Nominally, 1 cup of rice = 7,200 grains (I counted 10,000… well, sorta… I counted about 300 to 400 grains (say 350) in 1/2 tb.sp., i.e. ~2500 in 1/4 cup, i.e. 10,000 in a cup! and yes, that’s a typical Friday night for me.)
This means I have to “play” at freerice.com for more than an hour for the sponsors to donate one cup of rice. While I do have a lot of free time, I don’t particularly want to spend hours being quizzed on vocabulary.
I’d rather, for example, spend my time calculating how many grains of rice are produced a year: The world produces 600,000,000 tonnes of rice x 0.65 grain/paddy x 1000 kg/ton x 4 cups/kg x 10,000 grains/cup = 15,600,000,000,000,000 grains of rice produced per year worldwide. That is to say, about 2,400,000 grains of rice/capita, or 240 cups/capita/yr.
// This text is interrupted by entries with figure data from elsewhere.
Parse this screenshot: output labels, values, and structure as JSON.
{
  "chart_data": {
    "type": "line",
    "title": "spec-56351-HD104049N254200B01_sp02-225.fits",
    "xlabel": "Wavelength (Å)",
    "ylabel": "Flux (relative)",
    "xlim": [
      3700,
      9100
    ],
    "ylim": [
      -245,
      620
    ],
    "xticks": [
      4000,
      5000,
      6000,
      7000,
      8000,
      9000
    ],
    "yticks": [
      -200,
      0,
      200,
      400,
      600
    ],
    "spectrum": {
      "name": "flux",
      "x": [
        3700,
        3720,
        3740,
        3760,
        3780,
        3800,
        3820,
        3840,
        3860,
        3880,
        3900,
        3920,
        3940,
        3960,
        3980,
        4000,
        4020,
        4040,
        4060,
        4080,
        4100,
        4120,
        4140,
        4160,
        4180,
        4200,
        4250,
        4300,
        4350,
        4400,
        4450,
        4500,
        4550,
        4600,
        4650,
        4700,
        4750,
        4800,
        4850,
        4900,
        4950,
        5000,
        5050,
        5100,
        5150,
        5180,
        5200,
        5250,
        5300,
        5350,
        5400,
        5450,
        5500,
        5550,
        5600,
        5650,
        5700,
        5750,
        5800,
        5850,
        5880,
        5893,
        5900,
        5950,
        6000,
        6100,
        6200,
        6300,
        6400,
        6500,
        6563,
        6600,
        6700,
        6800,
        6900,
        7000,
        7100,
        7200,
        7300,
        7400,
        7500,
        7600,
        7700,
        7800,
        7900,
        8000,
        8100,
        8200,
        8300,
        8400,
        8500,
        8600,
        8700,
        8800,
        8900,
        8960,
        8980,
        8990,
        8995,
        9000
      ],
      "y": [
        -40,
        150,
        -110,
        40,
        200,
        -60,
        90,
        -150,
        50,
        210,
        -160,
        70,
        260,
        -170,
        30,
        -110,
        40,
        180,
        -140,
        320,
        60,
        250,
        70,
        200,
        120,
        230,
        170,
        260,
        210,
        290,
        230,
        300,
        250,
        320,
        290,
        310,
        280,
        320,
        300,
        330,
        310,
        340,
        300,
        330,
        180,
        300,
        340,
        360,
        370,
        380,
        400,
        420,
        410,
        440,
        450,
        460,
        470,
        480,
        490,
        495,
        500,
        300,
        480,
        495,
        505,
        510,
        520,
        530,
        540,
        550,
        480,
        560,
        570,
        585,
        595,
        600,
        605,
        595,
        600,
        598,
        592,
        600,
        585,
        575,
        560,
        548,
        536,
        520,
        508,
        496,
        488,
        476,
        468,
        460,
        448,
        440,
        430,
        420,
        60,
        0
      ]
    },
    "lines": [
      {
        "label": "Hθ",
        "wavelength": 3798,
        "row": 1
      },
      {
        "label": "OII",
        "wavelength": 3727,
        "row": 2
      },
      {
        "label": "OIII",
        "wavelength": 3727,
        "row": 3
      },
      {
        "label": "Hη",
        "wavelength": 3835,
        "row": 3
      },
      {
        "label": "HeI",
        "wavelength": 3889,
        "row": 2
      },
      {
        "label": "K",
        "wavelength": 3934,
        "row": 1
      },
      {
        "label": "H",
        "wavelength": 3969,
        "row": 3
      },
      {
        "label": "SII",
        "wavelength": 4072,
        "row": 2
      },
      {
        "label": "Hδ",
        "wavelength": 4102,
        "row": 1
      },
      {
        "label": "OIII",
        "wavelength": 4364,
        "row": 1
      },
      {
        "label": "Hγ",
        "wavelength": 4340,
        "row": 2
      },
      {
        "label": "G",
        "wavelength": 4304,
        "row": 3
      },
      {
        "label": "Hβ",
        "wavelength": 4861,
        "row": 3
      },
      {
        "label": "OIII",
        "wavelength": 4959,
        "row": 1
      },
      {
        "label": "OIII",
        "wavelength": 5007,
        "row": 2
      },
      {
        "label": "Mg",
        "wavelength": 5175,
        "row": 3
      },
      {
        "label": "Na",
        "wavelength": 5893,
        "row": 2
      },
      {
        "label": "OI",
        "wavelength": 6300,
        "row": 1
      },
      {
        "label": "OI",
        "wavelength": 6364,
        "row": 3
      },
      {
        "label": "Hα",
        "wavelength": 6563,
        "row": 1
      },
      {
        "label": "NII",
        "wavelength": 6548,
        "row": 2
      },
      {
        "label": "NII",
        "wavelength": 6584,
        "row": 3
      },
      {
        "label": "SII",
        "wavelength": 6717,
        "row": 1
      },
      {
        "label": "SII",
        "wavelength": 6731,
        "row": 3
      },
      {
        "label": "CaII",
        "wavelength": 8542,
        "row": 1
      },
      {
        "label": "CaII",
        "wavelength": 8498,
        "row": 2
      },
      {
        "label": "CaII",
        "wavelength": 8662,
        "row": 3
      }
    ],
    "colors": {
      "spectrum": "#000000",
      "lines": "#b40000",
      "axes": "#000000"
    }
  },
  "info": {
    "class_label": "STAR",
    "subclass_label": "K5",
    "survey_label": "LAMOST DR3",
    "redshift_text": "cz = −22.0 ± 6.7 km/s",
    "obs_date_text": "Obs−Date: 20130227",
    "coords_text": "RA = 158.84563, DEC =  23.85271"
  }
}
Suddenly I feel bloated — maybe I should’ve had less chicken biryani for dinner.
Now, consider this: every year since 2001, the world has consistently produced more transistors than grains of rice–for example, this year we’ve produced 900,000,000 transistor/capita– even as we’re sure transistors aren’t as yummy as rice.
Oh, one more fun fact: rice has 40,000 to 50,000 genes (compared to 20,000 to 25,000 in humans.) Look it up.